Сердце реального Северуса пропустило пару ударов. Ах, вот как это произошло. Он побледнел. Не хотелось слышать об этом из уст Поттера.
— Патронус Снейпа — лань, — сказал Гарри, — как у моей матери, потому что он любил её всю жизнь, с самого детства. Ты мог бы догадаться. Разве он не просил тебя пощадить её?
— Он хотел её, вот и всё, — насмешливо сказал Волан-де-Морт.
— Но он стал шпионом Дамблдора с той минуты, как ты начал ей угрожать, и с тех пор неустанно работал против тебя! Дамблдор был уже при смерти, когда Снейп прикончил его.

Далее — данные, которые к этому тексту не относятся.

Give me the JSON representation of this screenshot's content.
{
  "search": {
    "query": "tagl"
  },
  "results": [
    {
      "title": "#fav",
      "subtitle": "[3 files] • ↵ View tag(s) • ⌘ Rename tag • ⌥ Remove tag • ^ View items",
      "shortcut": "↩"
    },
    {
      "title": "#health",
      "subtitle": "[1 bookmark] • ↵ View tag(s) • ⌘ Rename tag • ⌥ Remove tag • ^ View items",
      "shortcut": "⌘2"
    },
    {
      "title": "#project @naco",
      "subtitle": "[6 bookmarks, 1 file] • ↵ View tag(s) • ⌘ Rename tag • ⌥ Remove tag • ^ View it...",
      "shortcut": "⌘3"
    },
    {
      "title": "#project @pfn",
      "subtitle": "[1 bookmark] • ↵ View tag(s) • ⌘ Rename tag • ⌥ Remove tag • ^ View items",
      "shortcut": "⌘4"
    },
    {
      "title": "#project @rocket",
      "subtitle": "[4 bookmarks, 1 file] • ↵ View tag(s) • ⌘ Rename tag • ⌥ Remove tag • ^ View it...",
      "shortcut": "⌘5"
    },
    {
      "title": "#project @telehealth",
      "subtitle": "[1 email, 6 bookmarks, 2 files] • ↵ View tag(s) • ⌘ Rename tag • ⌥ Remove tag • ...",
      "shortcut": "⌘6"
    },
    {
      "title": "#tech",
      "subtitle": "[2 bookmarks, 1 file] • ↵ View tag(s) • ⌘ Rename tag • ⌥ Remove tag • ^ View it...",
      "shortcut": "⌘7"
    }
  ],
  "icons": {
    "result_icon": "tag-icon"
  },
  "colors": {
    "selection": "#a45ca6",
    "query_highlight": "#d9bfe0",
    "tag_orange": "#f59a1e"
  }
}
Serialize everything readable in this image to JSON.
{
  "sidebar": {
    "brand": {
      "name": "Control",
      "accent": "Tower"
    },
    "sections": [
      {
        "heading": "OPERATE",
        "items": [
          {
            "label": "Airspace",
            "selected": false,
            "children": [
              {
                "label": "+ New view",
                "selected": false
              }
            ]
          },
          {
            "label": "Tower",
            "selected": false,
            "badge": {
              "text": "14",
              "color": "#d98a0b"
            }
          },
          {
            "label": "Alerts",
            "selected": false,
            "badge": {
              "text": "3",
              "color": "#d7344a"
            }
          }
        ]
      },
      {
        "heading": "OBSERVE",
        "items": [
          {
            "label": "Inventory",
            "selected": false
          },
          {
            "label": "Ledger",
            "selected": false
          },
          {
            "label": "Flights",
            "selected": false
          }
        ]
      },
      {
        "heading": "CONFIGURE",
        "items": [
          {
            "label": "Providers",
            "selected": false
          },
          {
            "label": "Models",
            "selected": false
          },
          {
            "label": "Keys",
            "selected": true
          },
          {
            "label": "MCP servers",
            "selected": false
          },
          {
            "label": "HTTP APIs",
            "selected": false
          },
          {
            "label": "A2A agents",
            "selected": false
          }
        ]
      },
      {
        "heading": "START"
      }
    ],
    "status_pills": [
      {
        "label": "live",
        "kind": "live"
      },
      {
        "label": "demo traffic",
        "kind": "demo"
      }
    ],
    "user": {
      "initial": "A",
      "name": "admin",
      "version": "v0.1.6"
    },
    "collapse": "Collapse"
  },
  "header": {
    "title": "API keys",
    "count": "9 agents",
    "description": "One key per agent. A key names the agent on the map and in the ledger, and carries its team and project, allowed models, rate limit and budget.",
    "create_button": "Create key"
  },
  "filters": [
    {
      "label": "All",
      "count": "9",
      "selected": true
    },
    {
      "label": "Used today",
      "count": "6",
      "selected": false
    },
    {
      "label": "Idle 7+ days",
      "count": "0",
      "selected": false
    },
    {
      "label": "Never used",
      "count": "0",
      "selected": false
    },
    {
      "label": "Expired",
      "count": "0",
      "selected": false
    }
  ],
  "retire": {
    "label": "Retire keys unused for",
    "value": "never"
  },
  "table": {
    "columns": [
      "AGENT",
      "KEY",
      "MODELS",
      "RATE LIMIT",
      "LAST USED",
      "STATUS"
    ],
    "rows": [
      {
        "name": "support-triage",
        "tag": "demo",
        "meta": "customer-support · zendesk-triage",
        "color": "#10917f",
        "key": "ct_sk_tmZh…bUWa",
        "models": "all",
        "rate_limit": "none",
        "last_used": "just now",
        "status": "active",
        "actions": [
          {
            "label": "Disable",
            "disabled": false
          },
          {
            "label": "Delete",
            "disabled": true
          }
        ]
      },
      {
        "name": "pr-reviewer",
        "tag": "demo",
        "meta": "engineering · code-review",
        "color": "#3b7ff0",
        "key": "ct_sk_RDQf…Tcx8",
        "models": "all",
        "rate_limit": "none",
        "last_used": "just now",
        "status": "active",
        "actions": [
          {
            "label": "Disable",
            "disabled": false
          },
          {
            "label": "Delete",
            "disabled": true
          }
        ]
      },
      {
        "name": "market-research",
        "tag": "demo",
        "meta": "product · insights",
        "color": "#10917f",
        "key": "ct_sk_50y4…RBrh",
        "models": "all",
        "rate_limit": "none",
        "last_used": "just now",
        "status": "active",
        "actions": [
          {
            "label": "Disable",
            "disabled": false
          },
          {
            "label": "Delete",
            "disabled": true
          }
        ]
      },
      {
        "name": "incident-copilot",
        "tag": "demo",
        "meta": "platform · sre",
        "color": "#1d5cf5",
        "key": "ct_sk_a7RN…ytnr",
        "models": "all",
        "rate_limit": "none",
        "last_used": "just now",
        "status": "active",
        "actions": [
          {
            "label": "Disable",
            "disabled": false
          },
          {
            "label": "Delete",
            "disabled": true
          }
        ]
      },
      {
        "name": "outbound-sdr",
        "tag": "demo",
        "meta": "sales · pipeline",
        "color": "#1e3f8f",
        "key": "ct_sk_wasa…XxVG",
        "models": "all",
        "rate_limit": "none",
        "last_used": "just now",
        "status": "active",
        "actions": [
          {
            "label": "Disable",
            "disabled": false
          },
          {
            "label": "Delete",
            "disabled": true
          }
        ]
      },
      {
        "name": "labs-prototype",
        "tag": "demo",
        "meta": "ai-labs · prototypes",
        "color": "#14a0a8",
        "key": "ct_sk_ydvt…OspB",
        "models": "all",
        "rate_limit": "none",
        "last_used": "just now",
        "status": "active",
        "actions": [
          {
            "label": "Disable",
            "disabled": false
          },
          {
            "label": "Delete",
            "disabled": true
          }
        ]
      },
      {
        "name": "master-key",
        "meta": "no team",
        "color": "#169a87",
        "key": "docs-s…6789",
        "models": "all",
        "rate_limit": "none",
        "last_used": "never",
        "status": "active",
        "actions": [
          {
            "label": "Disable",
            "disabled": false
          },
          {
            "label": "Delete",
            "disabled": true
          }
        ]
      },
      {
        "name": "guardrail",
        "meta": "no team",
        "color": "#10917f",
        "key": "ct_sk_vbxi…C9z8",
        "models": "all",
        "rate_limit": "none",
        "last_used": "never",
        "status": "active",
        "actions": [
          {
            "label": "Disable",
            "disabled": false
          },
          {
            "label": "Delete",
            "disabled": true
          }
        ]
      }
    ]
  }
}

— Какая разница! — выкрикнул Волан-де-Морт, до этого жадно впивавший каждое слово, и разразился раскатами безумного хохота. — Какая разница, служил Снейп мне или Дамблдору, или какие палки эти людишки пытались ставить мне в колёса! Я раздавил их, как раздавил твою мать, эту пресловутую великую любовь Снейпа. Я убил Северуса Снейпа!
Картинка опять сменилась. И настала темнота. А потом профессор зельеварения вынырнул из сна Гермионы.
Его сердце колотилось как бешеное. Он множество раз слышал эту историю, как Поттер беседует с Лордом перед окончательной победой света над тьмой. Но только урывками. Весь разговор никто ему не показал. И вот сейчас. Всё, как на ладони.
В его памяти опять возник образ Лили. Любил ли он её сейчас? Нет. Поттер ошибся. Когда Лили умерла, Снейп долго не мог смириться с этим. Жизнь потеряла для него всякий смысл. Но потом, он нашёл в её образе источник далеко не любви и страданий, а поддержки, лучиком света в непроницаемом мраке, окружавшем Северуса. «Счастье можно найти даже в тёмные времена, если не забывать обращаться к свету» — любил повторять Дамблдор. Образ Лили был его светом, его счастьем.
И сейчас всё так же. Но война закончилась. Острая потребность в поддержке отпала. А если Северуса мучило его нескончаемое личное одиночество, то он обращался к старому доброму виски. Любовь угасла. Надежда угасла. Привычка осталась.